Additional note: the 5NM5 structure is a Bos Taurus tubulin, which shares 88.99% sequence identity with tubulin β-2B from Caenorhabditis elegans—the organism closely related to the one used in the biological activity tests. The sequence alignment was obtained with Clustal Omega [44,45].

Most of the non-identical residues are a long distance from the colchicines binding site. Only four residues are in the proximity of the binding site, however, the character of the mutation does not indicate strong differences in the plausible interactions.

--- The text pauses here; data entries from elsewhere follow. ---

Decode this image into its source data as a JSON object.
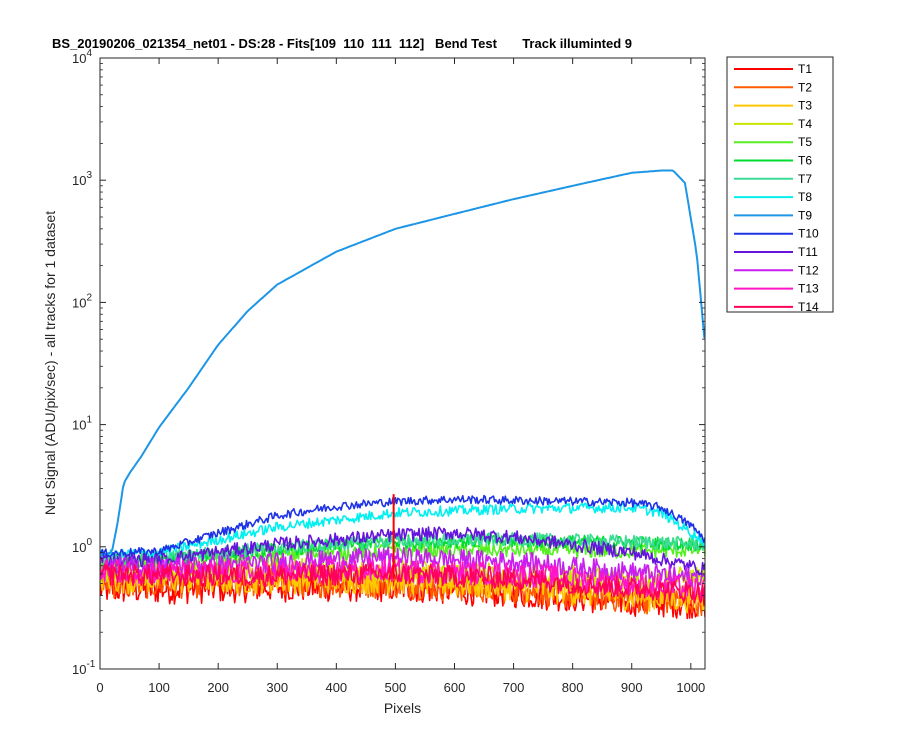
{
  "chart_data": {
    "type": "line",
    "title": "BS_20190206_021354_net01 - DS:28 - Fits[109  110  111  112]   Bend Test       Track illuminted 9",
    "xlabel": "Pixels",
    "ylabel": "Net Signal (ADU/pix/sec) - all tracks for 1 dataset",
    "xlim": [
      0,
      1024
    ],
    "ylim": [
      0.1,
      10000
    ],
    "yscale": "log",
    "grid": false,
    "legend_position": "outside-top-right",
    "x_ticks": [
      0,
      100,
      200,
      300,
      400,
      500,
      600,
      700,
      800,
      900,
      1000
    ],
    "x_tick_labels": [
      "0",
      "100",
      "200",
      "300",
      "400",
      "500",
      "600",
      "700",
      "800",
      "900",
      "1000"
    ],
    "y_ticks": [
      0.1,
      1,
      10,
      100,
      1000,
      10000
    ],
    "y_tick_labels": [
      {
        "base": "10",
        "exp": "-1"
      },
      {
        "base": "10",
        "exp": "0"
      },
      {
        "base": "10",
        "exp": "1"
      },
      {
        "base": "10",
        "exp": "2"
      },
      {
        "base": "10",
        "exp": "3"
      },
      {
        "base": "10",
        "exp": "4"
      }
    ],
    "series": [
      {
        "name": "T1",
        "color": "#ff0000",
        "noise": 0.18,
        "x": [
          0,
          100,
          300,
          500,
          700,
          900,
          1024
        ],
        "y": [
          0.45,
          0.45,
          0.47,
          0.47,
          0.42,
          0.36,
          0.34
        ]
      },
      {
        "name": "T2",
        "color": "#ff5a00",
        "noise": 0.18,
        "x": [
          0,
          100,
          300,
          500,
          700,
          900,
          1024
        ],
        "y": [
          0.5,
          0.5,
          0.52,
          0.5,
          0.45,
          0.38,
          0.36
        ]
      },
      {
        "name": "T3",
        "color": "#ffc800",
        "noise": 0.18,
        "x": [
          0,
          100,
          300,
          500,
          700,
          900,
          1024
        ],
        "y": [
          0.55,
          0.55,
          0.55,
          0.55,
          0.48,
          0.4,
          0.38
        ]
      },
      {
        "name": "T4",
        "color": "#c8e600",
        "noise": 0.14,
        "x": [
          0,
          100,
          300,
          500,
          700,
          900,
          1024
        ],
        "y": [
          0.62,
          0.62,
          0.66,
          0.64,
          0.58,
          0.55,
          0.55
        ]
      },
      {
        "name": "T5",
        "color": "#55f020",
        "noise": 0.09,
        "x": [
          0,
          100,
          300,
          500,
          700,
          900,
          1024
        ],
        "y": [
          0.72,
          0.76,
          0.86,
          0.94,
          0.94,
          0.92,
          0.95
        ]
      },
      {
        "name": "T6",
        "color": "#00dc32",
        "noise": 0.08,
        "x": [
          0,
          100,
          300,
          500,
          700,
          900,
          1024
        ],
        "y": [
          0.75,
          0.8,
          0.95,
          1.1,
          1.12,
          1.08,
          1.05
        ]
      },
      {
        "name": "T7",
        "color": "#3cdc96",
        "noise": 0.08,
        "x": [
          0,
          100,
          300,
          500,
          700,
          900,
          1024
        ],
        "y": [
          0.78,
          0.82,
          0.98,
          1.12,
          1.15,
          1.1,
          1.05
        ]
      },
      {
        "name": "T8",
        "color": "#00f0f0",
        "noise": 0.06,
        "x": [
          0,
          100,
          300,
          500,
          700,
          900,
          950,
          1024
        ],
        "y": [
          0.85,
          0.9,
          1.45,
          1.9,
          2.05,
          2.1,
          1.9,
          1.1
        ]
      },
      {
        "name": "T9",
        "color": "#1e96e6",
        "noise": 0.0,
        "x": [
          0,
          20,
          30,
          40,
          50,
          70,
          100,
          150,
          200,
          250,
          300,
          400,
          500,
          600,
          700,
          800,
          900,
          950,
          970,
          990,
          1010,
          1024
        ],
        "y": [
          0.85,
          0.9,
          1.6,
          3.3,
          4,
          5.5,
          9.5,
          20,
          45,
          85,
          140,
          260,
          400,
          530,
          700,
          900,
          1150,
          1200,
          1200,
          950,
          250,
          45
        ]
      },
      {
        "name": "T10",
        "color": "#1e32e6",
        "noise": 0.05,
        "x": [
          0,
          100,
          200,
          300,
          400,
          500,
          600,
          700,
          800,
          900,
          950,
          1000,
          1024
        ],
        "y": [
          0.88,
          0.92,
          1.3,
          1.8,
          2.15,
          2.35,
          2.45,
          2.4,
          2.35,
          2.3,
          2.1,
          1.5,
          1.15
        ]
      },
      {
        "name": "T11",
        "color": "#6414dc",
        "noise": 0.08,
        "x": [
          0,
          100,
          300,
          500,
          600,
          700,
          900,
          1024
        ],
        "y": [
          0.78,
          0.78,
          1.05,
          1.25,
          1.3,
          1.2,
          0.9,
          0.65
        ]
      },
      {
        "name": "T12",
        "color": "#c81ef0",
        "noise": 0.12,
        "x": [
          0,
          100,
          300,
          500,
          700,
          900,
          1024
        ],
        "y": [
          0.7,
          0.68,
          0.75,
          0.82,
          0.76,
          0.62,
          0.55
        ]
      },
      {
        "name": "T13",
        "color": "#ff14c8",
        "noise": 0.14,
        "x": [
          0,
          100,
          300,
          500,
          700,
          900,
          1024
        ],
        "y": [
          0.65,
          0.62,
          0.62,
          0.64,
          0.6,
          0.5,
          0.45
        ]
      },
      {
        "name": "T14",
        "color": "#ff005a",
        "noise": 0.13,
        "x": [
          0,
          100,
          300,
          500,
          700,
          900,
          1024
        ],
        "y": [
          0.6,
          0.58,
          0.58,
          0.6,
          0.55,
          0.46,
          0.42
        ]
      }
    ],
    "annotations": [
      {
        "type": "vertical-line",
        "x": 497,
        "y_from": 0.55,
        "y_to": 2.7,
        "color": "#ff0000"
      }
    ]
  }
}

3.4.2. Ligands Preparation

The initial 3D geometries of ligands were taken from the crystal structure data. Colchicine randomized 3D structure for the re-docking experiment, as well as the albendazole molecule, wereobtained from SMILES with OpenBabel (version 2.4.1) [46] and their geometries were initially minimized with the MM+ force field in HyperChem Professional 8.0 [47] integrated molecular modelling software.

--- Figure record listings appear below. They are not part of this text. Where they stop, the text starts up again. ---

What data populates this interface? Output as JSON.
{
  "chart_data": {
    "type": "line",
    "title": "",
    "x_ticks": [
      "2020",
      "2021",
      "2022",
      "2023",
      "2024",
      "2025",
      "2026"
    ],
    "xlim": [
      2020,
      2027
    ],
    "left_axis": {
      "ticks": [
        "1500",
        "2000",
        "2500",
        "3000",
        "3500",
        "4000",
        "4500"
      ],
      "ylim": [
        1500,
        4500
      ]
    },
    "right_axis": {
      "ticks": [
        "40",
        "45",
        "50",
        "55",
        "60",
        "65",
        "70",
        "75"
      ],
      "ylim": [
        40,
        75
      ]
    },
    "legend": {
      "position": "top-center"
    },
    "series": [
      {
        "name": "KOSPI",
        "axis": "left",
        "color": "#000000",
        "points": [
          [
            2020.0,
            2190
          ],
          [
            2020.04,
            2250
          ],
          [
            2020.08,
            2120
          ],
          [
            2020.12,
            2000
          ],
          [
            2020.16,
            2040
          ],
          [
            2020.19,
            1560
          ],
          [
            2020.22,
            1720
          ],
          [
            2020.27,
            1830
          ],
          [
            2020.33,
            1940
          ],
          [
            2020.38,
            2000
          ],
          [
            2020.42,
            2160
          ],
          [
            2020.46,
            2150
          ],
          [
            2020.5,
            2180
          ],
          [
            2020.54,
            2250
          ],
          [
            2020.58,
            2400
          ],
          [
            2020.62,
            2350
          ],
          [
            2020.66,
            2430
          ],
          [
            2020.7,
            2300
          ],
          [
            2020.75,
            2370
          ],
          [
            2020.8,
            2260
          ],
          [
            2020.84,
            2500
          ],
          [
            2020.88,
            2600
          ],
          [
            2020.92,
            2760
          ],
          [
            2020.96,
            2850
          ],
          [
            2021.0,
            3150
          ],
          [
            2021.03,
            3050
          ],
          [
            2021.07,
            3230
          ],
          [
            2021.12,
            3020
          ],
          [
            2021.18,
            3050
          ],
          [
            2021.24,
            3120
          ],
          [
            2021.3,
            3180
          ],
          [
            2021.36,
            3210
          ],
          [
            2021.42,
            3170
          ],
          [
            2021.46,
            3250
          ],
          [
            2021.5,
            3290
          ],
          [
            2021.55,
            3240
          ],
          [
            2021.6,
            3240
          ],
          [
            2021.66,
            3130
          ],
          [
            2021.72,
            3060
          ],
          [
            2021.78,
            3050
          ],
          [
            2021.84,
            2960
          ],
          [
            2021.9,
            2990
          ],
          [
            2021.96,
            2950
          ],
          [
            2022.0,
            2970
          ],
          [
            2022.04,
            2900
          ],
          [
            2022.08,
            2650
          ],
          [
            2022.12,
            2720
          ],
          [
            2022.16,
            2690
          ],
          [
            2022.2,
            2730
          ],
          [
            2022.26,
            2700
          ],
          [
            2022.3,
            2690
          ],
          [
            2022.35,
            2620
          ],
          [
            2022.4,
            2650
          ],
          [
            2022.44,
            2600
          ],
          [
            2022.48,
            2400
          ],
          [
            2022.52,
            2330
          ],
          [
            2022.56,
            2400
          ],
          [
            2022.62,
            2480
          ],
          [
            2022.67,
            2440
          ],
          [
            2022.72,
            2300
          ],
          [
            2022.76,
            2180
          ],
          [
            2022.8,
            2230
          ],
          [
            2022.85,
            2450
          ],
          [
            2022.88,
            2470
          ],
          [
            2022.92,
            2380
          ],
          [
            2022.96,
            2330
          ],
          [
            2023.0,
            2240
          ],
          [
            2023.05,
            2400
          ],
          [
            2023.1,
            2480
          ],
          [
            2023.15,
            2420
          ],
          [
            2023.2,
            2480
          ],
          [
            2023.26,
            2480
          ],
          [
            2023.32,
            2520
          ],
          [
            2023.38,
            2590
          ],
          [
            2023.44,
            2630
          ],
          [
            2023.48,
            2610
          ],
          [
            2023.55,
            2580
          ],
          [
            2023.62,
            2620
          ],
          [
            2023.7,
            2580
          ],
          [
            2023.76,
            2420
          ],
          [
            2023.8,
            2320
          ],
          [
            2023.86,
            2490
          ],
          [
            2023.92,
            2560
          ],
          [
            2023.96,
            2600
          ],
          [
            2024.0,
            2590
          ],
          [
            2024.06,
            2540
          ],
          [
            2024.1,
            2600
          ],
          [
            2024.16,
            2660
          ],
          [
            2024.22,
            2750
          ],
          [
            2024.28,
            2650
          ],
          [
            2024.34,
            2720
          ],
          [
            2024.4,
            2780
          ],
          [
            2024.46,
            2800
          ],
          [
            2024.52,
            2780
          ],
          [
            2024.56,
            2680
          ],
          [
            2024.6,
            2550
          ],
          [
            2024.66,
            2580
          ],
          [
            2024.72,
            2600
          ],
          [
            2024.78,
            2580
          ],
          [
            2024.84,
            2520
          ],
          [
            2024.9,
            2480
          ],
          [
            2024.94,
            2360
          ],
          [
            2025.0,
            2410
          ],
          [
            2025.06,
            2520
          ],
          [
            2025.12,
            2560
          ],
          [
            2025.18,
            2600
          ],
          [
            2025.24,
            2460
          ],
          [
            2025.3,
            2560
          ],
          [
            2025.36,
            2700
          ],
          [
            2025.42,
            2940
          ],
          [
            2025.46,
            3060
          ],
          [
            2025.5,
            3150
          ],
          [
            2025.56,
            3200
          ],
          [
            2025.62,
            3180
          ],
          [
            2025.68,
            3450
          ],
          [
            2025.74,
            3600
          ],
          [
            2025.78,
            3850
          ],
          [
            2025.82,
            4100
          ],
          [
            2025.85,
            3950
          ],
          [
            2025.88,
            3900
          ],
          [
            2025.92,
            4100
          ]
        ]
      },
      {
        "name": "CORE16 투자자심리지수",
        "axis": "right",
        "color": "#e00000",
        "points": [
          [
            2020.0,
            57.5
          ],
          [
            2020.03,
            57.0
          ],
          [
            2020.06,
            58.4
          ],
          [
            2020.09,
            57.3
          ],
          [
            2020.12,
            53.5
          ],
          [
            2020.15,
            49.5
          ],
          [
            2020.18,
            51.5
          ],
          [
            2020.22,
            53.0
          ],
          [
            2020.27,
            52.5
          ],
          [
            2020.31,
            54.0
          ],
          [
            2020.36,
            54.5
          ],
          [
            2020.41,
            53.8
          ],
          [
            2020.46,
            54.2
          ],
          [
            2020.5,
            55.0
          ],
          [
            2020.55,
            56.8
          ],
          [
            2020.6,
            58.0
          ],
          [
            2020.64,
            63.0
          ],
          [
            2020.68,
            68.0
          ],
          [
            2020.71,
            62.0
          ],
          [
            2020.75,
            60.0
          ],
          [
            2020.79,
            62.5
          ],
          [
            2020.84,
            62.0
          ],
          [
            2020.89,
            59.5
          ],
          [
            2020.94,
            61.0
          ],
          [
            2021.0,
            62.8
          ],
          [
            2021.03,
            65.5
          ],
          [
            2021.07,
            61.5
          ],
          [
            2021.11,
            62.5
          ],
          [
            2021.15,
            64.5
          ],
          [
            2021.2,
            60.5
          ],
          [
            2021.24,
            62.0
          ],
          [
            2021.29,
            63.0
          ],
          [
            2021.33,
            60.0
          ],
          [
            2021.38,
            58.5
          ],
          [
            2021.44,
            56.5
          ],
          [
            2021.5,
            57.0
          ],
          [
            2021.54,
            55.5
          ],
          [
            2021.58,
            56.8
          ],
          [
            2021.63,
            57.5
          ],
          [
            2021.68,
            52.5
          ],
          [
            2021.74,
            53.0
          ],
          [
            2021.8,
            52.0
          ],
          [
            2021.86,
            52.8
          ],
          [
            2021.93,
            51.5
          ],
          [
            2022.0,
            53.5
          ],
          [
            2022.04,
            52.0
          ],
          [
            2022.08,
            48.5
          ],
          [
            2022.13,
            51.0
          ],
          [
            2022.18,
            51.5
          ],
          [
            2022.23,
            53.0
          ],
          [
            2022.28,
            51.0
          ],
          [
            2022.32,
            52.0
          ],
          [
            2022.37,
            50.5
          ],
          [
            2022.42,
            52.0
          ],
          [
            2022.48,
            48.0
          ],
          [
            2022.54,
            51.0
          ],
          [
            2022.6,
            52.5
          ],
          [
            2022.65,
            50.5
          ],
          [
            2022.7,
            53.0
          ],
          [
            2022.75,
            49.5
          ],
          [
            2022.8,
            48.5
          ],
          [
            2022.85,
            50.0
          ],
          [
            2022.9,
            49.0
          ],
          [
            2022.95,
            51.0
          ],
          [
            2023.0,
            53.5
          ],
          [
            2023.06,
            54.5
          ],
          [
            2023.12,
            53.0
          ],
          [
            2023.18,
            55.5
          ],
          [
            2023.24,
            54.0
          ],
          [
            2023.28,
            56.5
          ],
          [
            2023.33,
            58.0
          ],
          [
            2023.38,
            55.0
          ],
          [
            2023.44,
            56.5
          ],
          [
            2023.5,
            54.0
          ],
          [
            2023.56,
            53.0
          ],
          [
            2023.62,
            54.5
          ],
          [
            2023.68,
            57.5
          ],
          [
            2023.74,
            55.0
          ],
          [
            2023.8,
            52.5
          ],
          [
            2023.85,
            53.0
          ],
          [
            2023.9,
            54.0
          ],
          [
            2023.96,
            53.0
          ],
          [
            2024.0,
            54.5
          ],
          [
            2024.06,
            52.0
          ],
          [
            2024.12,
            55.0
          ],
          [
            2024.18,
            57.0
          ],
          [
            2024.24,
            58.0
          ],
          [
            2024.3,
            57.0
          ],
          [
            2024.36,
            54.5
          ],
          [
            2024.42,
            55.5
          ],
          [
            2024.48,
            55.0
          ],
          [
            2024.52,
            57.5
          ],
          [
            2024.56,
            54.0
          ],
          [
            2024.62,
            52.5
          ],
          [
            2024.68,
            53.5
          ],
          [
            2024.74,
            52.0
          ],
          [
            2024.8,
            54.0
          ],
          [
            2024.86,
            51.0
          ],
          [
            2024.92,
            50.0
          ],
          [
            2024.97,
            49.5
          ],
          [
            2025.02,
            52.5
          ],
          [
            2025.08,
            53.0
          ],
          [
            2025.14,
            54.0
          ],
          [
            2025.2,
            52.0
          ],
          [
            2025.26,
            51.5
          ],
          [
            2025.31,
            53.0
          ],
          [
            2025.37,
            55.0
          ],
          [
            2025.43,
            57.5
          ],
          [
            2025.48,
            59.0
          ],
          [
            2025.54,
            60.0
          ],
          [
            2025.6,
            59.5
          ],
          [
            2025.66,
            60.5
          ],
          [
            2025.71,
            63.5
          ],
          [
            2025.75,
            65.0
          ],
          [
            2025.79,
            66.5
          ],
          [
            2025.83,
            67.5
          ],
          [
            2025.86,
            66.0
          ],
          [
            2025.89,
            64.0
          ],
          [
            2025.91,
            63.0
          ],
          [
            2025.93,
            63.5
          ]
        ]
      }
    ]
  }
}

3.4.3. Molecular Docking Procedure

Docking procedures were conducted in GOLD [48]. The binding site was centred at Leu255 (CD1 atom) and included all residues within the sphere of 10 Å radii, fully covering the colchicine’s residing space. During the docking process, ligands were allowed flexibility to find the most probable conformation (genetic algorithm (GA) implemented in GOLD [48]). Only the chain linking the rhodanine and aromatic moiety was kept rigid due to its nature (conjugation) and to guarantee the fully extended conformation, without alternative isomers consideration. Selected active residues constituting the original colchicines binding site (Cys241, Leu242, Leu248, Asn258, Ile318, Lys352) were treated as flexible during the docking procedure. The selection was adjusted stepwise based on multiple docking procedures and careful inspection of whether the alternative site chains conformations are generated during ligand binding. The empirical ChemScore scoring function [49] was applied to assess the binding affinity.

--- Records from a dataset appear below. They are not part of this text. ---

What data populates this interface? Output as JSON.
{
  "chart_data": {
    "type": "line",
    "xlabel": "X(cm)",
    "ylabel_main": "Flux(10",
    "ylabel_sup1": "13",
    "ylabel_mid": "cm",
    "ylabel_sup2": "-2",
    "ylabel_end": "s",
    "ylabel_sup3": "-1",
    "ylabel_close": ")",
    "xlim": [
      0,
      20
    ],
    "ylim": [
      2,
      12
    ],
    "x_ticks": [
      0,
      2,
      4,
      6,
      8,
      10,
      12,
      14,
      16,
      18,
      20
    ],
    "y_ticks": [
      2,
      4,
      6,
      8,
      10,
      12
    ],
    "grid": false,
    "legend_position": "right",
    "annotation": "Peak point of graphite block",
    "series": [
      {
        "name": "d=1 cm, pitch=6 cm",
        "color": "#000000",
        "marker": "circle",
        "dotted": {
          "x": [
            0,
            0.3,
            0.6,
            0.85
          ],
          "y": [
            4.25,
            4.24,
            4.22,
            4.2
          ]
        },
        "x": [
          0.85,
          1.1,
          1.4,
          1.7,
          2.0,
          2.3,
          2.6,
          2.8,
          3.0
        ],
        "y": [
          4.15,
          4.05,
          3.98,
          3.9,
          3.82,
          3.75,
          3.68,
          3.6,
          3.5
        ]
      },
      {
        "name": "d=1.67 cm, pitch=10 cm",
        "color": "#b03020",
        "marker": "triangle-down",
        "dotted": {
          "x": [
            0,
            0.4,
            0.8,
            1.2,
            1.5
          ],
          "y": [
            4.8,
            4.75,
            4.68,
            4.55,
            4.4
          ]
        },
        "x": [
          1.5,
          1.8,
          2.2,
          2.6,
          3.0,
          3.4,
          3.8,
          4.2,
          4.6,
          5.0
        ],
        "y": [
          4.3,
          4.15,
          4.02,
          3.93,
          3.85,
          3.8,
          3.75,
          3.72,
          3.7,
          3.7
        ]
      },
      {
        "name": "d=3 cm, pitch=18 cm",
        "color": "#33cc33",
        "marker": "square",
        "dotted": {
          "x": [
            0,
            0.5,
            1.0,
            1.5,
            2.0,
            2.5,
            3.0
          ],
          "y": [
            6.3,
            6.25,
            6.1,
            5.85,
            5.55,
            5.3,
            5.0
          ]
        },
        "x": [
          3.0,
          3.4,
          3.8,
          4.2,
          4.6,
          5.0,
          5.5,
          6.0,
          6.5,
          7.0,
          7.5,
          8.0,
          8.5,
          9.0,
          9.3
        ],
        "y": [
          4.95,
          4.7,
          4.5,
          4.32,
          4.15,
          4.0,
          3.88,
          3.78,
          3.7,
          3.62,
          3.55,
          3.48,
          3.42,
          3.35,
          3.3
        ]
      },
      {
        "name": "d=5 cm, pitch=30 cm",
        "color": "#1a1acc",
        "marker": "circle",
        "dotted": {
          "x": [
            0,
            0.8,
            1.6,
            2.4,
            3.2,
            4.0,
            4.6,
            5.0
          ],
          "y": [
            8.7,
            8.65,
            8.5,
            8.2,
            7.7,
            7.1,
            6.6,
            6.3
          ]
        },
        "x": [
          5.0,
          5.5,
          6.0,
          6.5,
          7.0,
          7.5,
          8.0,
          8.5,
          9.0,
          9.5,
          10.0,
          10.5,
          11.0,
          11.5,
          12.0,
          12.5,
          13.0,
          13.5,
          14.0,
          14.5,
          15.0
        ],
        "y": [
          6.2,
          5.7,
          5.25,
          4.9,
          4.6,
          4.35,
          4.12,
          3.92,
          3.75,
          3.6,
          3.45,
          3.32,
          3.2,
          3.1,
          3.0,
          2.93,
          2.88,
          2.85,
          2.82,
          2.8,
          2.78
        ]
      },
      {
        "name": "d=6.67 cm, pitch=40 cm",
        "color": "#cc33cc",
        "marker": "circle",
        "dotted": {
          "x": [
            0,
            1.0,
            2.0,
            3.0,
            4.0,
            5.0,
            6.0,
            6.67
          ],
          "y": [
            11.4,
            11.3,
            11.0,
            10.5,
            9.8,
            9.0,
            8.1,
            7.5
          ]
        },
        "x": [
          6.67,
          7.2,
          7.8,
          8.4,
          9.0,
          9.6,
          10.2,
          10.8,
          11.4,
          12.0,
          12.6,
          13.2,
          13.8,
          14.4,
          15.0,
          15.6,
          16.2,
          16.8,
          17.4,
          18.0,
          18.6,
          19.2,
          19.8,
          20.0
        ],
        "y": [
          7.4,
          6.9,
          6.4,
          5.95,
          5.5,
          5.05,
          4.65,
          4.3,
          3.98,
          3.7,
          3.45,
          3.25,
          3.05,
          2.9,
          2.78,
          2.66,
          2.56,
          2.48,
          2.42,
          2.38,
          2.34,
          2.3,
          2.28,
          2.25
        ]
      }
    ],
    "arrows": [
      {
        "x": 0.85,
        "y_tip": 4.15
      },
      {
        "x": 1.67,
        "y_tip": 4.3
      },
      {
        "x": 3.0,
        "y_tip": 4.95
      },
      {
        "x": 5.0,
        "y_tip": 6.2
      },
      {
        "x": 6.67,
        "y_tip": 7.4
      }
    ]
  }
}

3.4.4. Log P and Log S Prediction

The log P and log S values for the investigated compounds were predicted using the ALOGPS 2.1 Java applet of the Virtual Computational Chemistry Laboratory (http://www.vcclab.org; calculations have been performed on 3 February 2022) [50]. All obtained results are shown in Table 3.

4. Conclusions

New cinnamaldehyde derivatives of rhodanine were synthesized to search for new compounds with anthelmintic activity against Rhabditis sp. In the series of 16 compounds, only one shows very high activity, namely 5-(4′-methoxycinnamylidene)-rhodanine-3-etanoic acid (2). Anthelmintic activity of compound 2 is higher than that of the commercial drug—albendazole (Figure 5). We set the hypothesis that the mechanism of action of 2 is through the inhibition of microtubule polymerisation, just as it is postulated for albendazole. The molecular modelling studies have shown good binding of selected compounds to the colchicine highly hydrophobic pocket, which is a known albendazole putative binding site. The lack of anthelmintic activity of other investigated compounds can be connected with their higher lipophilicity in comparison to active compound 2 and albendazole (Table 3). It is worth noting that the lipophilicity of albendazole is higher than that of compound 2, which may explain its lower anthelmintic activity. The mechanism of action of 2 will be verified in the next step of our research. Thus, compound 2 is a good drug candidate with anthelmintic activity.